80.000 copies étaient manquantes mercredi soir

Résultats du bac: nécessaire ou scandaleuse, la "solution" de Blanquer divise

  • Publié le 4 juillet 2019 à 14:52
  • Actualisé le 4 juillet 2019 à 14:58

Jean-Michel Blanquer a promis que tous les candidats au bac auraient leurs résultats vendredi malgré la grève de correcteurs grâce à la prise en compte du contrôle continu, "la moins mauvaise des solutions" pour certains, une "décision scandaleuse" pour d'autres, qui désorganise des jurys de délibération.

Mercredi soir, le ministre de l'Education a mis fin aux interrogations des lycéens et leurs familles qui se demandaient si les résultats tomberaient bien le jour J: ce sera le cas pour "tous" les candidats au bac, a-t-il assuré.

Pour contraindre le gouvernement à rouvrir des négociations sur les réformes du lycée et du bac qu'ils dénoncent, des professeurs avaient refusé de saisir les notes des candidats mais aussi, pour certains, de rendre les copies.

Pour permettre aux 740.000 candidats au bac de connaître leurs résultats à la date prévue, le ministre de l'Education a détaillé mercredi une "solution technique": si certaines notes d'examen manquaient, ce seront les notes du contrôle continu du l'année qui seront prises en compte pour compléter la moyenne. Et si la note du bac s'avère finalement meilleure, c'est celle-là qui sera conservée.

Ironie du sort, les opposants à la réforme du bac, prévue pour 2021, dénoncent justement un futur examen qui fera la part belle au contrôle continue. Seul un "petit nombre de candidats" devrait être concerné par cette solution, assure M. Blanquer. Gabriel Attal, secrétaire d'Etat en charge de la Jeunesse, a indiqué jeudi qu'environ 80.000 copies étaient manquantes mercredi soir.

Le collectif "Bloquons Blanquer", qui tient un décompte en ligne, avançait mercredi soir le chiffre de 137.000 copies retenues (sur un total de 4 millions de copies). "Il n'y avait pas de solution parfaite, cela nous a semblé la moins injuste", explique-t-on rue de Grenelle. "Compte-tenu des circonstances, c'est la moins mauvaise des solutions", commente aussi le juriste et ancien recteur Bernard Toulemonde.

- "Mascarade" -

Mais cette décision pourrait attiser la colère des grévistes, voire de professeurs simplement opposés à la réforme, préviennent des syndicats. Frédérique Rolet, secrétaire générale du Snes-FSU, premier syndicat des enseignants du secondaire, ne décolère pas: "ce bac risque d'être entâché d'inégalités", puisque les notes seront dans certains cas celles de l'examen, et dans d'autres des moyennes. "Je suis scandalisée par le jusqu'au-boutisme du ministre, qui joue l'affrontement contre toute une profession", déclare-t-elle à l'AFP.

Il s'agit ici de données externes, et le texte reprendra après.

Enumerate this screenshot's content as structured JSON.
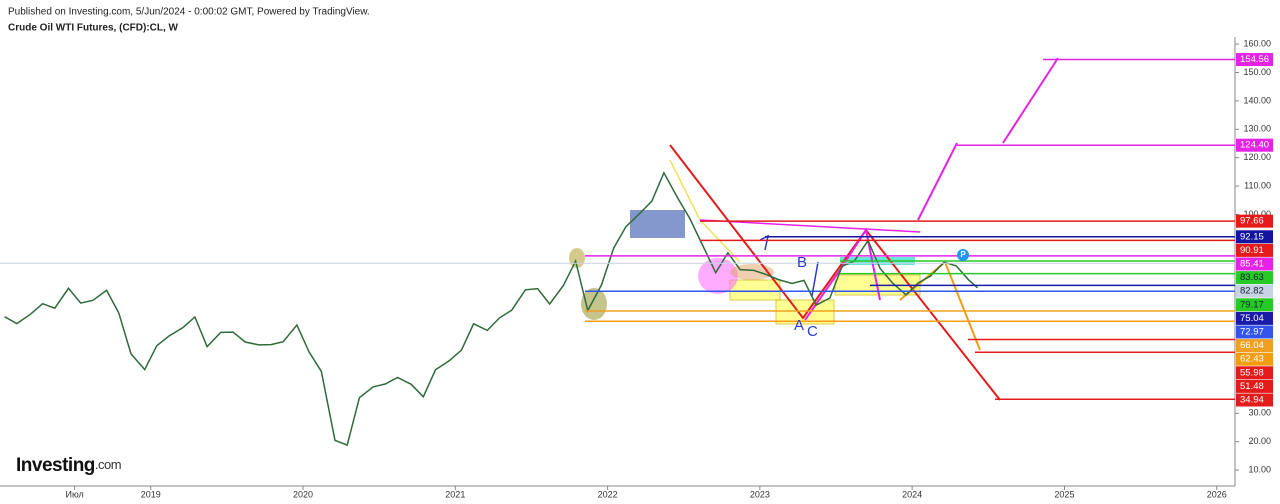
{
  "chart_data": {
    "type": "line",
    "subtitle": "Published on Investing.com, 5/Jun/2024 - 0:00:02 GMT, Powered by TradingView.",
    "title": "Crude Oil WTI Futures, (CFD):CL, W",
    "logo": "Investing",
    "logo_suffix": ".com",
    "color": "#2f6b3a",
    "x": [
      2018.04,
      2018.12,
      2018.21,
      2018.29,
      2018.37,
      2018.46,
      2018.54,
      2018.62,
      2018.71,
      2018.79,
      2018.87,
      2018.96,
      2019.04,
      2019.12,
      2019.21,
      2019.29,
      2019.37,
      2019.46,
      2019.54,
      2019.62,
      2019.71,
      2019.79,
      2019.87,
      2019.96,
      2020.04,
      2020.12,
      2020.21,
      2020.29,
      2020.37,
      2020.46,
      2020.54,
      2020.62,
      2020.71,
      2020.79,
      2020.87,
      2020.96,
      2021.04,
      2021.12,
      2021.21,
      2021.29,
      2021.37,
      2021.46,
      2021.54,
      2021.62,
      2021.71,
      2021.79,
      2021.87,
      2021.96,
      2022.04,
      2022.12,
      2022.21,
      2022.29,
      2022.37,
      2022.46,
      2022.54,
      2022.62,
      2022.71,
      2022.79,
      2022.87,
      2022.96,
      2023.04,
      2023.12,
      2023.21,
      2023.29,
      2023.37,
      2023.46,
      2023.54,
      2023.62,
      2023.71,
      2023.79,
      2023.87,
      2023.96,
      2024.04,
      2024.12,
      2024.21,
      2024.29,
      2024.37,
      2024.43
    ],
    "values": [
      64,
      61.6,
      64.9,
      68.6,
      67,
      74,
      68.8,
      69.8,
      73.3,
      65.3,
      50.9,
      45.4,
      53.8,
      57.2,
      60.1,
      63.9,
      53.5,
      58.5,
      58.6,
      55.1,
      54.1,
      54.2,
      55.2,
      61.1,
      51.6,
      44.8,
      20.5,
      18.8,
      35.5,
      39.3,
      40.3,
      42.6,
      40.2,
      35.8,
      45.3,
      48.5,
      52.2,
      61.5,
      59.2,
      63.6,
      66.3,
      73.5,
      73.9,
      68.5,
      75,
      83.6,
      66.2,
      75.2,
      88.2,
      95.7,
      100.3,
      104.7,
      114.7,
      105.8,
      98.6,
      89.6,
      79.5,
      86.5,
      80.6,
      80.3,
      78.9,
      77.1,
      75.7,
      76.8,
      68.1,
      70.6,
      81.8,
      83.6,
      90.8,
      81,
      75.9,
      71.7,
      75.9,
      78.3,
      83.2,
      81.9,
      77,
      74.2
    ],
    "xlim": [
      2018.01,
      2026.12
    ],
    "xticks": [
      {
        "value": 2018.5,
        "label": "Июл"
      },
      2019,
      2020,
      2021,
      2022,
      2023,
      2024,
      2025,
      2026
    ],
    "ylim": [
      4.4,
      162.5
    ],
    "yticks": [
      {
        "value": 10,
        "label": "10.00"
      },
      {
        "value": 20,
        "label": "20.00"
      },
      {
        "value": 30,
        "label": "30.00"
      },
      {
        "value": 100,
        "label": "100.00"
      },
      {
        "value": 110,
        "label": "110.00"
      },
      {
        "value": 120,
        "label": "120.00"
      },
      {
        "value": 130,
        "label": "130.00"
      },
      {
        "value": 140,
        "label": "140.00"
      },
      {
        "value": 150,
        "label": "150.00"
      },
      {
        "value": 160,
        "label": "160.00"
      }
    ],
    "price_levels": {
      "values": [
        154.56,
        124.4,
        97.66,
        92.15,
        90.91,
        85.41,
        83.63,
        82.82,
        79.17,
        75.04,
        72.97,
        66.04,
        62.43,
        55.98,
        51.48,
        34.94
      ],
      "value_labels": [
        "154.56",
        "124.40",
        "97.66",
        "92.15",
        "90.91",
        "85.41",
        "83.63",
        "82.82",
        "79.17",
        "75.04",
        "72.97",
        "66.04",
        "62.43",
        "55.98",
        "51.48",
        "34.94"
      ],
      "colors": [
        "#e522e5",
        "#e522e5",
        "#e31b1b",
        "#1414a0",
        "#e31b1b",
        "#e522e5",
        "#27c927",
        "#c9d3e6",
        "#27c927",
        "#1a1aa8",
        "#3355ee",
        "#f0a020",
        "#f39c12",
        "#e31b1b",
        "#e31b1b",
        "#e31b1b"
      ]
    },
    "annotations": [
      "A",
      "B",
      "C",
      "P"
    ]
  }
}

Jeudi matin, des professeurs convoqués aux jurys d'harmonisation, qui se tiennent la veille des résultats officiels, faisaient état d'une grande confusion. Ces jurys sont chargés de regarder l'intégralité des notes et de décider si, en cas d'échec, un candidat peut mériter d'être admis ou d'aller au rattrapage. "Une motion syndicale a été lue, invitant à ne pas se prêter à la +mascarade+ organisée par le ministre", a expliqué Maxime, prof de SVT à Créteil.

Dans son jury, les notes d'une pile de candidats ont été rentrées. Mais pour un grand nombre de dossiers, "incalculables" en raison de notes manquantes, "on ne sait pas ce qui s'est passé car on a quitté la salle après le vote de la motion".

Un autre professeur, de sciences économiques et sociales, qui participait à un jury à Evry, raconte des scènes semblables: "on sent que les consignes du ministère ont braqué pas mal de profs. Dans mon jury, on a voté la motion. Sur environ 350 candidats, on n'a pu délibérer que sur une cinquantaine".

"Le seul motif de satisfaction de la journée, c'est qu'à 11H00, c'était déjà terminé...", soupire-t-il. A Lyon, devant le rectorat, une petite centaine de professeurs étaient réunis jeudi matin dans le calme.

Retenir la note de contrôle continu, "c'est un drôle de cadeau très démagogique, c'est peu respecter le travail des élèves, le caractère anonyme du bac", déclare à l'AFP Émile Petitjean, prof de philosophie dans la Loire, qui réclame un moratoire sur la réforme. "C'est un gros tour de force qui remet en cause l'équité de cet examen".

Des responsables des Républicains, dont le député Guillaume Larrivé, réclament des "sanctions lourdes", au-delà des retenues sur salaires.